A pocos días del reinicio de las clases tras el receso invernal, el conflicto entre el Gobierno de Río Negro y la UnTER vuelve a escalar. Esta vez, el centro de la discusión no fue únicamente la recomposición salarial, sino el fuerte endeudamiento que atraviesan miles de trabajadores estatales debido a los descuentos automáticos que realizan entidades financieras sobre sus haberes.
Durante una actividad en Bariloche, el gobernador Alberto Weretilneck reconoció que su gestión volverá a implementar un mecanismo para limitar esos descuentos, admitiendo que actualmente no existe un tope que proteja el salario de los empleados públicos.
La declaración dejó al descubierto una contradicción política: el propio mandatario anunció que restablecerá una herramienta que había funcionado durante su anterior gobierno y que luego fue eliminada durante la gestión de Arabela Carreras, integrante del mismo espacio político que hoy conduce la provincia.
La pregunta inevitable es por qué el Gobierno esperó a que el problema alcanzara niveles críticos para actuar. Mientras miles de docentes y trabajadores estatales quedaron atrapados en un circuito de créditos, refinanciaciones y descuentos automáticos que consumen buena parte de sus ingresos, el Ejecutivo recién ahora reconoce la necesidad de intervenir.
El mandatario justificó la situación señalando que el objetivo será evitar que “se afecte tan gravemente el salario”. Sin embargo, para muchos docentes el daño ya está hecho. La pérdida del poder adquisitivo de los últimos años empujó a numerosos trabajadores a recurrir al crédito para cubrir gastos cotidianos, transformando el endeudamiento en una consecuencia directa del deterioro salarial.
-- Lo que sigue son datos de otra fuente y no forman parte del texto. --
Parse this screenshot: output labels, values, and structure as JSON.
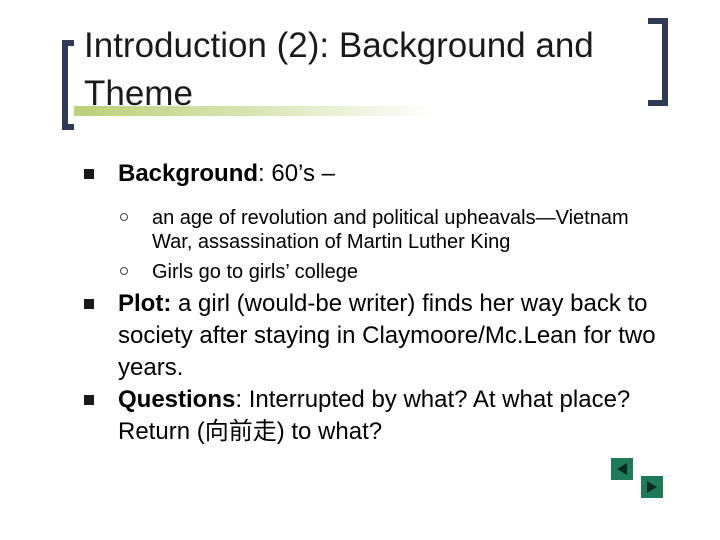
{
  "title": {
    "text": "Introduction (2): Background and Theme"
  },
  "bullets": [
    {
      "label": "Background",
      "text": ": 60’s –",
      "sub": [
        "an age of revolution and political upheavals—Vietnam War, assassination of Martin Luther King",
        "Girls go to girls’ college"
      ]
    },
    {
      "label": "Plot:",
      "text": " a girl (would-be writer) finds her way back to society after staying in Claymoore/Mc.Lean for two years."
    },
    {
      "label": "Questions",
      "text": ": Interrupted by what?  At what place?  Return (向前走) to what?"
    }
  ],
  "nav": {
    "prev_icon": "triangle-left-icon",
    "next_icon": "triangle-right-icon",
    "color": "#1f7a5a"
  },
  "colors": {
    "bracket": "#2f3b55",
    "accent_bar": "#bcd07a"
  }
}
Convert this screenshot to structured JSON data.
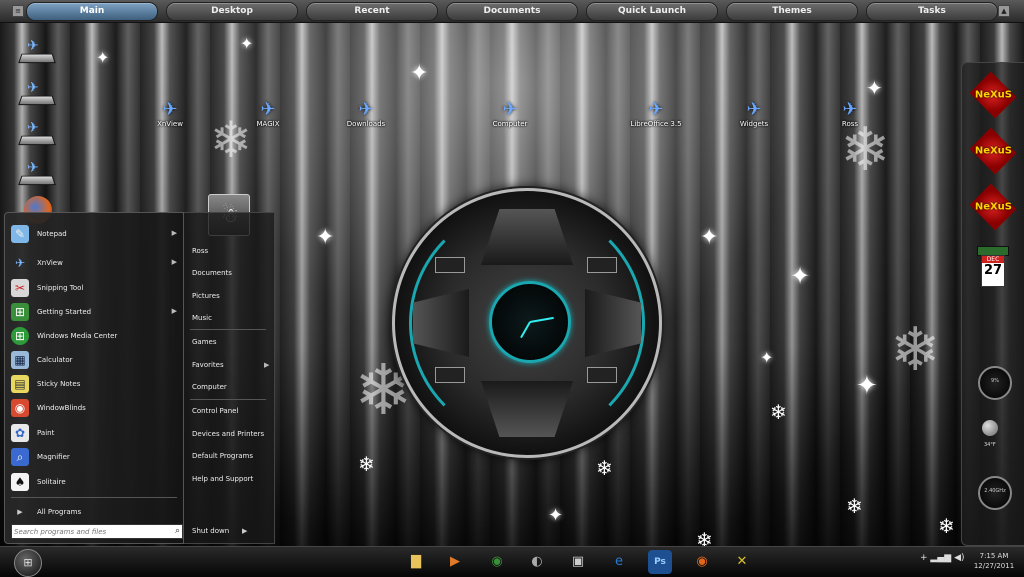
{
  "topbar": {
    "tabs": [
      {
        "label": "Main"
      },
      {
        "label": "Desktop"
      },
      {
        "label": "Recent"
      },
      {
        "label": "Documents"
      },
      {
        "label": "Quick Launch"
      },
      {
        "label": "Themes"
      },
      {
        "label": "Tasks"
      }
    ]
  },
  "desktop_icons": [
    {
      "label": "XnView"
    },
    {
      "label": "MAGIX"
    },
    {
      "label": "Downloads"
    },
    {
      "label": "Computer"
    },
    {
      "label": "LibreOffice 3.5"
    },
    {
      "label": "Widgets"
    },
    {
      "label": "Ross"
    }
  ],
  "start_menu": {
    "programs": [
      {
        "label": "Notepad",
        "icon": "notepad-icon",
        "submenu": true
      },
      {
        "label": "XnView",
        "icon": "xnview-icon",
        "submenu": true
      },
      {
        "label": "Snipping Tool",
        "icon": "scissors-icon",
        "submenu": false
      },
      {
        "label": "Getting Started",
        "icon": "windows-flag-icon",
        "submenu": true
      },
      {
        "label": "Windows Media Center",
        "icon": "media-center-icon",
        "submenu": false
      },
      {
        "label": "Calculator",
        "icon": "calculator-icon",
        "submenu": false
      },
      {
        "label": "Sticky Notes",
        "icon": "sticky-notes-icon",
        "submenu": false
      },
      {
        "label": "WindowBlinds",
        "icon": "windowblinds-icon",
        "submenu": false
      },
      {
        "label": "Paint",
        "icon": "paint-palette-icon",
        "submenu": false
      },
      {
        "label": "Magnifier",
        "icon": "magnifier-icon",
        "submenu": false
      },
      {
        "label": "Solitaire",
        "icon": "cards-icon",
        "submenu": false
      }
    ],
    "all_programs": "All Programs",
    "search_placeholder": "Search programs and files",
    "right_items": [
      {
        "label": "Ross"
      },
      {
        "label": "Documents"
      },
      {
        "label": "Pictures"
      },
      {
        "label": "Music"
      },
      {
        "label": "Games"
      },
      {
        "label": "Favorites",
        "submenu": true
      },
      {
        "label": "Computer"
      },
      {
        "label": "Control Panel"
      },
      {
        "label": "Devices and Printers"
      },
      {
        "label": "Default Programs"
      },
      {
        "label": "Help and Support"
      }
    ],
    "shutdown": "Shut down"
  },
  "sidebar": {
    "nexus_label": "NeXuS",
    "calendar": {
      "month": "DEC",
      "day": "27"
    },
    "gauges": [
      "9%",
      "2.40GHz"
    ],
    "temp": "34°F"
  },
  "taskbar": {
    "pinned": [
      {
        "icon": "folder-icon",
        "color": "#e8c25a"
      },
      {
        "icon": "media-player-icon",
        "color": "#e07a2a"
      },
      {
        "icon": "chrome-icon",
        "color": "#3a8f3a"
      },
      {
        "icon": "winamp-icon",
        "color": "#555555"
      },
      {
        "icon": "camera-icon",
        "color": "#444444"
      },
      {
        "icon": "ie-icon",
        "color": "#2a7ad0"
      },
      {
        "icon": "photoshop-icon",
        "color": "#1d4f91"
      },
      {
        "icon": "firefox-icon",
        "color": "#e0661e"
      },
      {
        "icon": "tools-icon",
        "color": "#d8c030"
      }
    ],
    "time": "7:15 AM",
    "date": "12/27/2011"
  }
}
En ese contexto, Weretilneck volvió a sostener que los docentes rionegrinos perciben “el tercer mejor salario del país”, un argumento que el gremio rechaza al considerar que no refleja el verdadero impacto de la inflación ni el costo de vida en la provincia.
El conflicto promete profundizarse con el paro convocado por UnTER para el reinicio de clases. Lejos de abrir una instancia de distensión, el Gobernador ratificó que descontará los días de huelga y dejó abierta la posibilidad de volver a aplicar sanciones económicas adicionales si la protesta se mantiene.
La estrategia oficial parece sostenerse en una lectura política: que los descuentos salariales han debilitado la capacidad de movilización del gremio. De hecho, Weretilneck aseguró que los últimos paros tuvieron un acatamiento “prácticamente insignificante”, una afirmación que fue interpretada por el sindicato como una provocación en medio de un conflicto que continúa sin resolverse.
Mientras el Gobierno celebra estadísticas y promete corregir herramientas que eliminó su propio espacio político, miles de docentes siguen enfrentando una realidad marcada por salarios deteriorados, deudas crecientes y un escenario de creciente tensión con el Ejecutivo provincial.